From Million-Dollar Bugs to Mass Production

Zero-day vulnerabilities are software bugs that nobody knows about except the hacker who found them. They're called "zero-day" because software makers have had zero days to fix them.

Until recently, they were so rare and difficult to find that they fetched millions on black markets. Nation-states hoarded them. Criminal groups fought over them.

AI changes everything. If machine learning can systematically scan codebases for unknown vulnerabilities, zero-days could become mass-produced commodities. The entire economics of cybersecurity would collapse.

Perfect Timing

Google's announcement comes at an extraordinary moment.
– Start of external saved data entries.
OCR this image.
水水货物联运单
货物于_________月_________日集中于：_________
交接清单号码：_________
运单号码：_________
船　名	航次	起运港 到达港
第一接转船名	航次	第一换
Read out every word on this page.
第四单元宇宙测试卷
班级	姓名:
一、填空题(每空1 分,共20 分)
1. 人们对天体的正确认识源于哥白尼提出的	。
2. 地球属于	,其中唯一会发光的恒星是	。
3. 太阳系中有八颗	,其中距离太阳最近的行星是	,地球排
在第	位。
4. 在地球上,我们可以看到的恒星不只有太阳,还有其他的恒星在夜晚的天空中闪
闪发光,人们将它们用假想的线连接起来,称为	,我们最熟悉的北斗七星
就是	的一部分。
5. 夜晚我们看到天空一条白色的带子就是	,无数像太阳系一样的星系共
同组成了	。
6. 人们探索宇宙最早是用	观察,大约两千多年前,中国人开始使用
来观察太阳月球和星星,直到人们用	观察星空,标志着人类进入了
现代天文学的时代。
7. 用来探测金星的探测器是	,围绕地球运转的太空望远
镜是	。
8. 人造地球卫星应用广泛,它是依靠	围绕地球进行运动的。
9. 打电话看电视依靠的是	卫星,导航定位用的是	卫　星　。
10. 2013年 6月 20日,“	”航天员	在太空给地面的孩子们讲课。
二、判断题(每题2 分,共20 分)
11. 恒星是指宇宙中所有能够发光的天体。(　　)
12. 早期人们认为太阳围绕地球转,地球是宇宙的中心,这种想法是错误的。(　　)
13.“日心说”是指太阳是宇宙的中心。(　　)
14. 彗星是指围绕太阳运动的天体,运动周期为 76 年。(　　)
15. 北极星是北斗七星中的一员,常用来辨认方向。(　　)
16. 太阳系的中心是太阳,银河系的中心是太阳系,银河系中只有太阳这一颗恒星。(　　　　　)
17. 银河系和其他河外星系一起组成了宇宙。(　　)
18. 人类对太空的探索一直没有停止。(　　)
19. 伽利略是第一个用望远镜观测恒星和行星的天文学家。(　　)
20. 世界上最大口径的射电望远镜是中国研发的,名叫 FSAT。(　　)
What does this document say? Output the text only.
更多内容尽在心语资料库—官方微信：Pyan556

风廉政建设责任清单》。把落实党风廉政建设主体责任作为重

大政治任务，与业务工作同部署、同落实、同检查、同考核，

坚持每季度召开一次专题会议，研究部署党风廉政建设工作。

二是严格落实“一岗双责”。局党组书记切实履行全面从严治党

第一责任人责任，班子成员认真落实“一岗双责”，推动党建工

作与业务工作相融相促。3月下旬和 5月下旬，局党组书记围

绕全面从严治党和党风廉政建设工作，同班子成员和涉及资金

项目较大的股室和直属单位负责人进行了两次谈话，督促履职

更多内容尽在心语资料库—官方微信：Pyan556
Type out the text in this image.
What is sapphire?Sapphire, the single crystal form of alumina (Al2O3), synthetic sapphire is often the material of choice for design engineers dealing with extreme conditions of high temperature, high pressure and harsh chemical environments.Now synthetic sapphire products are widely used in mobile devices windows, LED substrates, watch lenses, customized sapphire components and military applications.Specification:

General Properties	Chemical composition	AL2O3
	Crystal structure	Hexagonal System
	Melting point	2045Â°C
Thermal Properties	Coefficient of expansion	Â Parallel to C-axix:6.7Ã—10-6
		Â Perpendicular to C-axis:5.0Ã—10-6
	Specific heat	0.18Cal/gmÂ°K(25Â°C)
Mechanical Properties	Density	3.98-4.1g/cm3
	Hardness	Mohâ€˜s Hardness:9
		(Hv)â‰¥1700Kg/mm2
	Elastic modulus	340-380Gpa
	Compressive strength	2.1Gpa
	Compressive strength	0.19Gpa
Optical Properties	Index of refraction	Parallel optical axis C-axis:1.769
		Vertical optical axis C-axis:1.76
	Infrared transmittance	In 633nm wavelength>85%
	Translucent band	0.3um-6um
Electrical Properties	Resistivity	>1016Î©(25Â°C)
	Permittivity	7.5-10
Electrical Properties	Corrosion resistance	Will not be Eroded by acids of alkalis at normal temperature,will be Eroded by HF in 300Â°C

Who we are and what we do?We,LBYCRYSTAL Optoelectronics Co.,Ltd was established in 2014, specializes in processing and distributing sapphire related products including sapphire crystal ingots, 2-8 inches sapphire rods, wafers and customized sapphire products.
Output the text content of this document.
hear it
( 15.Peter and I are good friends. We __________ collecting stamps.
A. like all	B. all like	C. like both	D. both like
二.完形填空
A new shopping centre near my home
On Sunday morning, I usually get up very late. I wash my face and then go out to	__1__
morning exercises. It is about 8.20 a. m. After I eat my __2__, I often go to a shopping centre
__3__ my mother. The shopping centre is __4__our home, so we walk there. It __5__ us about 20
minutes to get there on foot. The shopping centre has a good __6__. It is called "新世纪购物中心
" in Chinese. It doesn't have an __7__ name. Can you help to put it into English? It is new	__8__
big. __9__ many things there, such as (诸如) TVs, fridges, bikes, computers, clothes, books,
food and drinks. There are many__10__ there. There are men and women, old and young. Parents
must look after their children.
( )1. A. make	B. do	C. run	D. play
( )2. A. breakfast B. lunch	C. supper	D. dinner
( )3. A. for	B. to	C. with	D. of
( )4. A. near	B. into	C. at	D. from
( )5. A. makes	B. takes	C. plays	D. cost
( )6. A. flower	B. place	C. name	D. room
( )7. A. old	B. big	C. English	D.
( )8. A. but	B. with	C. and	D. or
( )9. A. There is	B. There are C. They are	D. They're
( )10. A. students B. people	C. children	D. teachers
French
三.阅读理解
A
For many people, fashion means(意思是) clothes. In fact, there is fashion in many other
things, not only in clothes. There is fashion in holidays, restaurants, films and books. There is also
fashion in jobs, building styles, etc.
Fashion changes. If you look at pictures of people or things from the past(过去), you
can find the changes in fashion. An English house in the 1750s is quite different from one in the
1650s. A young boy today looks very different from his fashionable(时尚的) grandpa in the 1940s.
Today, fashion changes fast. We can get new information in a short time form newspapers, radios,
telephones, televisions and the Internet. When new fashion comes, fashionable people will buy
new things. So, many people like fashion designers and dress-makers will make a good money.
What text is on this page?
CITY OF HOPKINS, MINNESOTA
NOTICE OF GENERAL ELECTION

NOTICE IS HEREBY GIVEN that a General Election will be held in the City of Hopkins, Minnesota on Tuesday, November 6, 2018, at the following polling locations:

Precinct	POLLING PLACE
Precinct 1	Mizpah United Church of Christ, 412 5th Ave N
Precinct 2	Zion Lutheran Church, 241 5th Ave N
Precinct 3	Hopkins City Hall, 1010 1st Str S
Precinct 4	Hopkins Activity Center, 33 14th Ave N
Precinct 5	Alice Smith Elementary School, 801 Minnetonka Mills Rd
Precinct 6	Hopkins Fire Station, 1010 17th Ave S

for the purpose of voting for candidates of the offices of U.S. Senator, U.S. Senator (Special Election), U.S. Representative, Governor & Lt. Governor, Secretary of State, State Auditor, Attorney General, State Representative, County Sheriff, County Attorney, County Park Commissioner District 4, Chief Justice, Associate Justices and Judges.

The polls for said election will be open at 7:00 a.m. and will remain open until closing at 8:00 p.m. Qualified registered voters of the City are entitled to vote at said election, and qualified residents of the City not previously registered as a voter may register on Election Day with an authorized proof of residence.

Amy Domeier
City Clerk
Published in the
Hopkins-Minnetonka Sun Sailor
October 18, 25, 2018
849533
Last month, Anthropic's Mythos model was flagged as an "unprecedented cyberweapon" capable of infiltrating government databases and financial institutions. OpenAI just gave the EU special access to GPT-5.5-Cyber. The Washington Post reported today that US spy agencies are battling Commerce for more control over AI regulation.

And now Google confirms what everyone feared: criminals are already using AI for zero-day discovery in the wild.

The cat's out of the bag. The question now is whether defenders can keep up.